Sam Lawrence Park, situated on the Mountain brow at the top of the Jolley Cut, is one of the jewels in Hamilton ‘s park system, with panoramic views of the lower city and the harbou. Its features include a rock garden with perennial flowers, ornamental benches and lighting, walkways, wildflowers and prairie grasses, and an extensive system of interpretive signs.

Turner Park

344 Rymal Road East

Turner Park is primarily a baseball park and contains several diamonds.

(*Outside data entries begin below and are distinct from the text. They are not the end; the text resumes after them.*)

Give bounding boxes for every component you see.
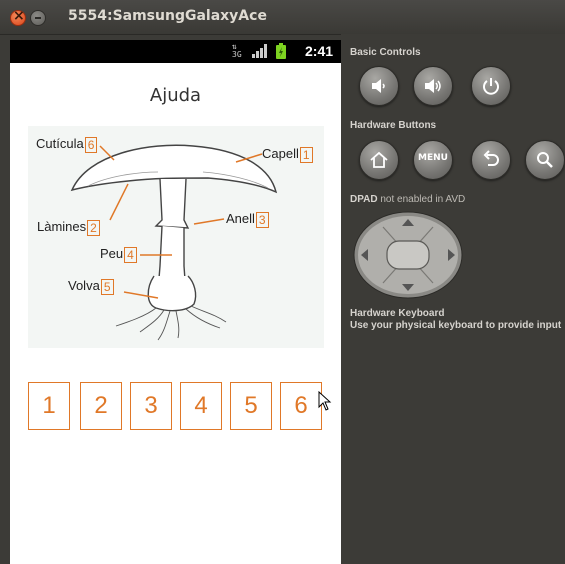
- battery-icon: [276, 43, 286, 59]
- diagram-label-stem: Peu 4: [100, 246, 137, 263]
- mouse-pointer-icon: [318, 391, 332, 411]
- menu-button-label: MENU: [418, 153, 448, 163]
- mushroom-diagram: Cutícula 6 Capell 1 Làmines 2 Anell 3 Peu 4 V…: [28, 126, 324, 348]
- power-icon: [483, 78, 499, 95]
- answer-button-4[interactable]: 4: [180, 382, 222, 430]
- hardware-buttons-heading: Hardware Buttons: [350, 120, 437, 131]
- window-titlebar: 5554:SamsungGalaxyAce: [0, 0, 565, 35]
- diagram-label-volva: Volva 5: [68, 278, 114, 295]
- back-button[interactable]: [471, 140, 511, 180]
- dpad-heading: DPAD not enabled in AVD: [350, 194, 466, 205]
- menu-button[interactable]: MENU: [413, 140, 453, 180]
- window-title: 5554:SamsungGalaxyAce: [68, 8, 267, 24]
- answer-button-2[interactable]: 2: [80, 382, 122, 430]
- page-title: Ajuda: [149, 85, 202, 106]
- basic-controls-heading: Basic Controls: [350, 47, 421, 58]
- answer-buttons: 1 2 3 4 5 6: [28, 382, 328, 430]
- power-button[interactable]: [471, 66, 511, 106]
- signal-icon: [252, 44, 267, 58]
- status-time: 2:41: [305, 43, 334, 59]
- home-icon: [370, 151, 388, 168]
- answer-button-1[interactable]: 1: [28, 382, 70, 430]
- answer-button-6[interactable]: 6: [280, 382, 322, 430]
- minimize-window-button[interactable]: [30, 10, 46, 26]
- volume-down-icon: [372, 79, 385, 93]
- search-button[interactable]: [525, 140, 565, 180]
- status-bar: ⇅ 3G 2:41: [10, 40, 341, 63]
- volume-up-button[interactable]: [413, 66, 453, 106]
- diagram-label-cap: Capell 1: [262, 146, 313, 163]
- diagram-label-ring: Anell 3: [226, 211, 269, 228]
- dpad-control[interactable]: [353, 211, 463, 299]
- hardware-keyboard-note: Use your physical keyboard to provide in…: [350, 320, 562, 331]
- diagram-label-gills: Làmines 2: [37, 219, 100, 236]
- close-window-button[interactable]: [10, 8, 26, 26]
- answer-button-3[interactable]: 3: [130, 382, 172, 430]
- phone-screen: ⇅ 3G 2:41 Ajuda Cutícula 6 Capell 1 Làmi…: [10, 40, 341, 564]
- answer-button-5[interactable]: 5: [230, 382, 272, 430]
- hardware-keyboard-heading: Hardware Keyboard: [350, 308, 445, 319]
- back-icon: [483, 150, 499, 166]
- data-indicator-icon: ⇅ 3G: [232, 42, 242, 59]
- emulator-control-panel: Basic Controls Hardware Buttons MENU DPA…: [341, 34, 565, 564]
- diagram-label-cuticle: Cutícula 6: [36, 136, 98, 153]
- home-button[interactable]: [359, 140, 399, 180]
- volume-down-button[interactable]: [359, 66, 399, 106]
- search-icon: [537, 152, 553, 168]
- volume-up-icon: [425, 79, 441, 93]
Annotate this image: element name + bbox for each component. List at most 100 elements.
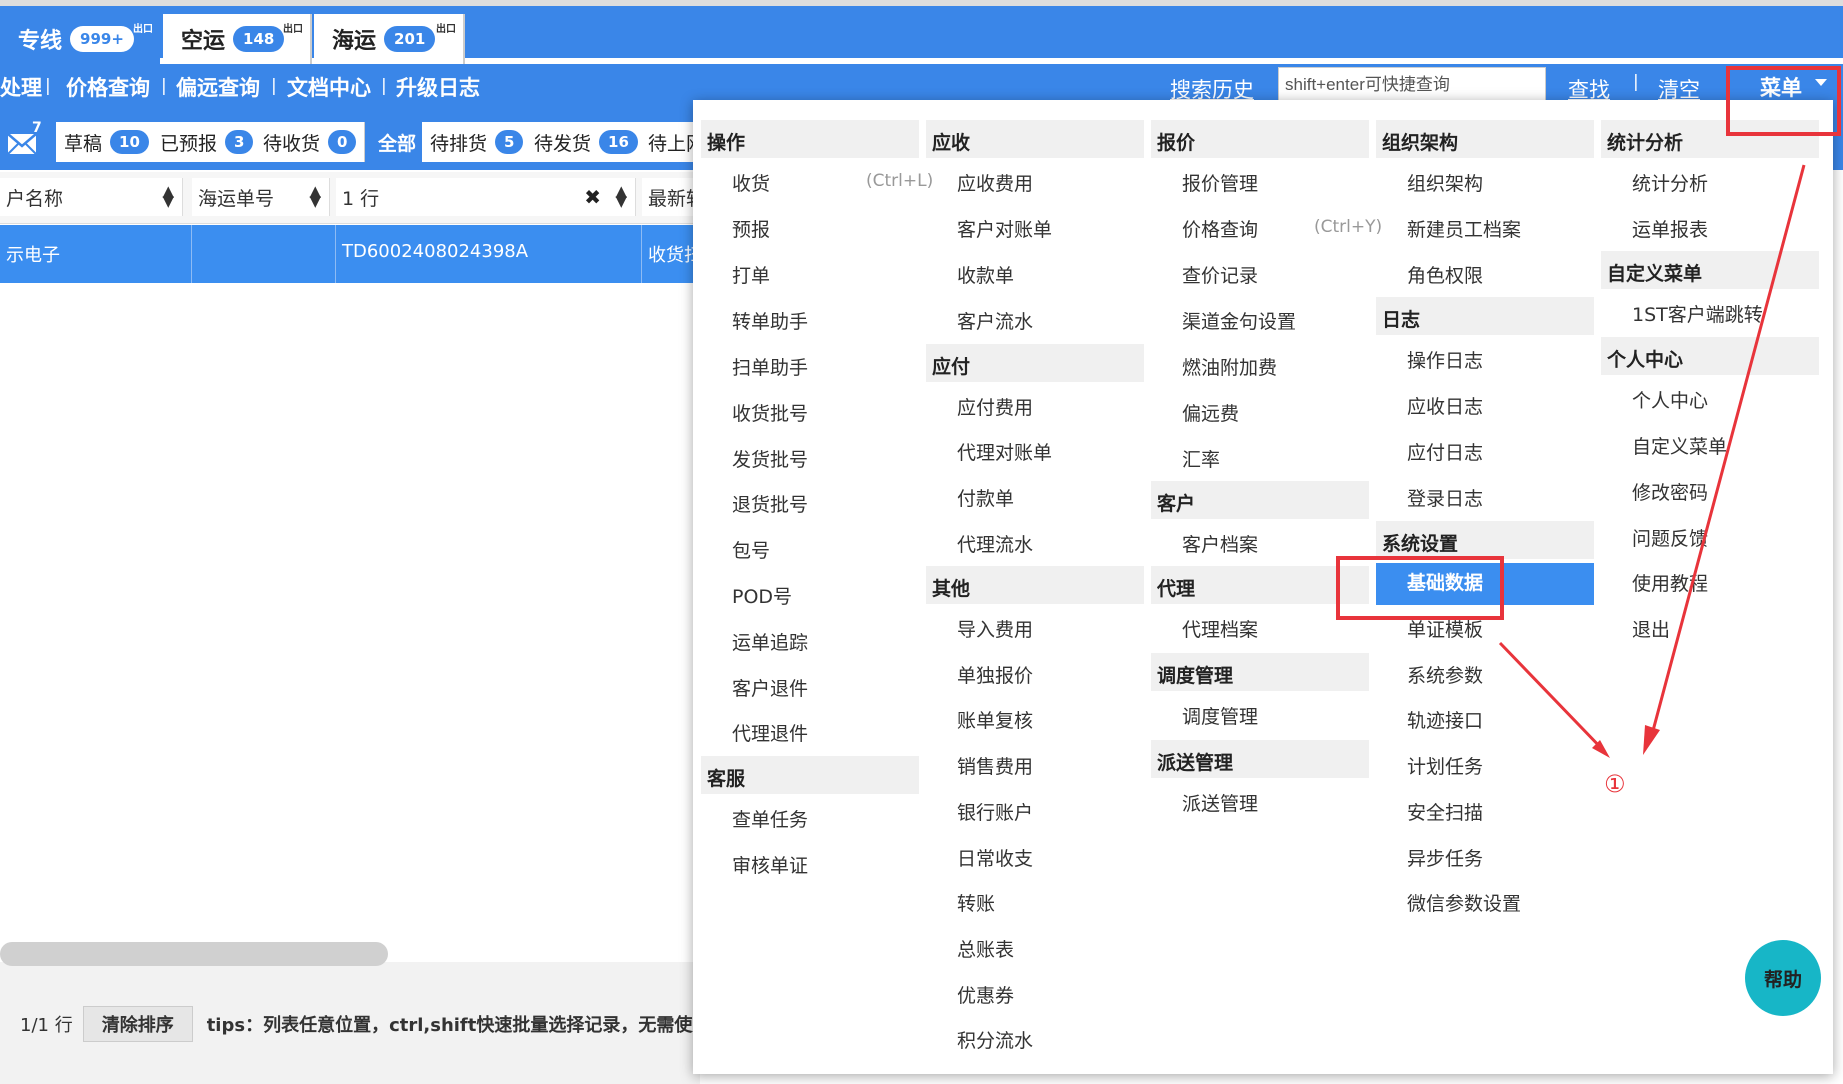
menu-item[interactable]: 优惠券 [926,981,1014,1011]
menu-item[interactable]: 销售费用 [926,752,1033,782]
menu-item[interactable]: 运单追踪 [701,628,808,658]
nav-link-docs[interactable]: 文档中心 [287,72,371,102]
menu-item[interactable]: 新建员工档案 [1376,215,1521,245]
nav-separator: | [1633,72,1639,92]
menu-item[interactable]: 应付费用 [926,393,1033,423]
menu-item[interactable]: POD号 [701,582,792,612]
menu-item[interactable]: 个人中心 [1601,386,1708,416]
menu-item[interactable]: 积分流水 [926,1026,1033,1056]
menu-item[interactable]: 操作日志 [1376,346,1483,376]
menu-item[interactable]: 扫单助手 [701,353,808,383]
nav-link-changelog[interactable]: 升级日志 [396,72,480,102]
menu-item[interactable]: 代理流水 [926,530,1033,560]
menu-item[interactable]: 调度管理 [1151,702,1258,732]
menu-item[interactable]: 代理对账单 [926,438,1052,468]
menu-item[interactable]: 发货批号 [701,445,808,475]
menu-item[interactable]: 修改密码 [1601,478,1708,508]
menu-item[interactable]: 付款单 [926,484,1014,514]
menu-item[interactable]: 转账 [926,889,995,919]
menu-item[interactable]: 1ST客户端跳转 [1601,300,1763,330]
menu-item[interactable]: 客户档案 [1151,530,1258,560]
menu-item[interactable]: 统计分析 [1601,169,1708,199]
menu-item[interactable]: 使用教程 [1601,569,1708,599]
tab-pending-ship[interactable]: 待发货 16 [526,122,647,162]
menu-item[interactable]: 客户流水 [926,307,1033,337]
menu-item[interactable]: 导入费用 [926,615,1033,645]
menu-item[interactable]: 日常收支 [926,844,1033,874]
menu-item[interactable]: 轨迹接口 [1376,706,1483,736]
clear-sort-button[interactable]: 清除排序 [82,1006,193,1042]
tab-pending-arrange[interactable]: 待排货 5 [422,122,533,162]
menu-item[interactable]: 微信参数设置 [1376,889,1521,919]
menu-item[interactable]: 计划任务 [1376,752,1483,782]
column-header-sea-no[interactable]: 海运单号 ▲ ▼ [192,178,330,216]
column-header-latest[interactable]: 最新轨 [642,178,700,216]
menu-item[interactable]: 总账表 [926,935,1014,965]
menu-item[interactable]: 单独报价 [926,661,1033,691]
sort-icon[interactable]: ▲ ▼ [615,184,627,209]
menu-item[interactable]: 查单任务 [701,805,808,835]
menu-item[interactable]: 代理档案 [1151,615,1258,645]
sort-icon[interactable]: ▲ ▼ [162,184,174,209]
menu-item[interactable]: 收货批号 [701,399,808,429]
menu-item[interactable]: 派送管理 [1151,789,1258,819]
menu-item[interactable]: 银行账户 [926,798,1033,828]
menu-item[interactable]: 应收费用 [926,169,1033,199]
menu-item[interactable]: 问题反馈 [1601,524,1708,554]
menu-item[interactable]: 系统参数 [1376,661,1483,691]
column-header-customer[interactable]: 户名称 ▲ ▼ [0,178,183,216]
menu-item[interactable]: 燃油附加费 [1151,353,1277,383]
menu-item[interactable]: 汇率 [1151,445,1220,475]
menu-item[interactable]: 审核单证 [701,851,808,881]
nav-separator: | [271,76,277,96]
menu-item[interactable]: 组织架构 [1376,169,1483,199]
close-icon[interactable]: ✖ [584,185,601,209]
table-row[interactable]: 示电子 TD6002408024398A 收货扫 [0,225,700,283]
menu-item[interactable]: 价格查询 [1151,215,1258,245]
tab-express[interactable]: 专线 999+ 出口 [0,14,160,64]
search-input[interactable] [1278,67,1546,103]
menu-item[interactable]: 客户对账单 [926,215,1052,245]
menu-item[interactable]: 转单助手 [701,307,808,337]
menu-item[interactable]: 收货 [701,169,770,199]
menu-section-other: 其他 [926,566,1144,604]
tab-air[interactable]: 空运 148 出口 [163,14,312,64]
tab-forecasted[interactable]: 已预报 3 [152,122,263,162]
nav-link-process[interactable]: 处理 [0,72,42,102]
menu-item[interactable]: 报价管理 [1151,169,1258,199]
tab-sea[interactable]: 海运 201 出口 [314,14,465,64]
menu-item[interactable]: 角色权限 [1376,261,1483,291]
menu-item[interactable]: 代理退件 [701,719,808,749]
help-button[interactable]: 帮助 [1745,940,1821,1016]
menu-item[interactable]: 安全扫描 [1376,798,1483,828]
menu-item[interactable]: 账单复核 [926,706,1033,736]
tips-text: tips：列表任意位置，ctrl,shift快速批量选择记录，无需使用选 [206,1015,729,1036]
menu-item[interactable]: 异步任务 [1376,844,1483,874]
menu-item[interactable]: 包号 [701,536,770,566]
menu-item[interactable]: 客户退件 [701,674,808,704]
nav-link-remote[interactable]: 偏远查询 [176,72,260,102]
tab-pending-receive[interactable]: 待收货 0 [255,122,366,162]
menu-item[interactable]: 退货批号 [701,490,808,520]
menu-item[interactable]: 运单报表 [1601,215,1708,245]
tab-pending-online[interactable]: 待上网 [640,122,700,162]
menu-item[interactable]: 收款单 [926,261,1014,291]
menu-item[interactable]: 登录日志 [1376,484,1483,514]
menu-item[interactable]: 退出 [1601,615,1670,645]
menu-item[interactable]: 自定义菜单 [1601,432,1727,462]
column-header-filter[interactable]: 1 行 ✖ ▲ ▼ [336,178,636,216]
tab-label: 待排货 [430,132,488,155]
menu-item[interactable]: 偏远费 [1151,399,1239,429]
nav-link-price[interactable]: 价格查询 [66,72,150,102]
menu-item[interactable]: 应收日志 [1376,392,1483,422]
tab-draft[interactable]: 草稿 10 [56,122,158,162]
menu-item[interactable]: 预报 [701,215,770,245]
menu-item[interactable]: 应付日志 [1376,438,1483,468]
menu-item[interactable]: 打单 [701,261,770,291]
sort-icon[interactable]: ▲ ▼ [309,184,321,209]
tab-label: 空运 [181,29,226,54]
menu-item[interactable]: 渠道金句设置 [1151,307,1296,337]
tab-all[interactable]: 全部 [370,122,426,162]
menu-item[interactable]: 查价记录 [1151,261,1258,291]
horizontal-scrollbar[interactable] [0,942,388,966]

It also has a partly shaded roadside rest area with a playground and picnic tables.

Upper King’s Forest Park

701 Mountain Brow, at Mud St

Upper King’s Forest Park incorporates three natural areas along Mountain Brow Blvd and includes a portion of the Red Hill Valley Recreational Trail.

Valley Park

970 Paramound Drive, Stoney Creek

Valley Park is home to the Valley Park Arena, a soccer field, a lit hardball field and unlit softball field, play equipment, natural areas, a creek, and a pedestrian walkway with a bridge.

William McCulloch Park

200 Bonaventure Drive

This large sports park gas baseball fields, a hardball diamond, soccer fields, a creative play structure and swings. It has been the home field of the West Mountain Baseball Association.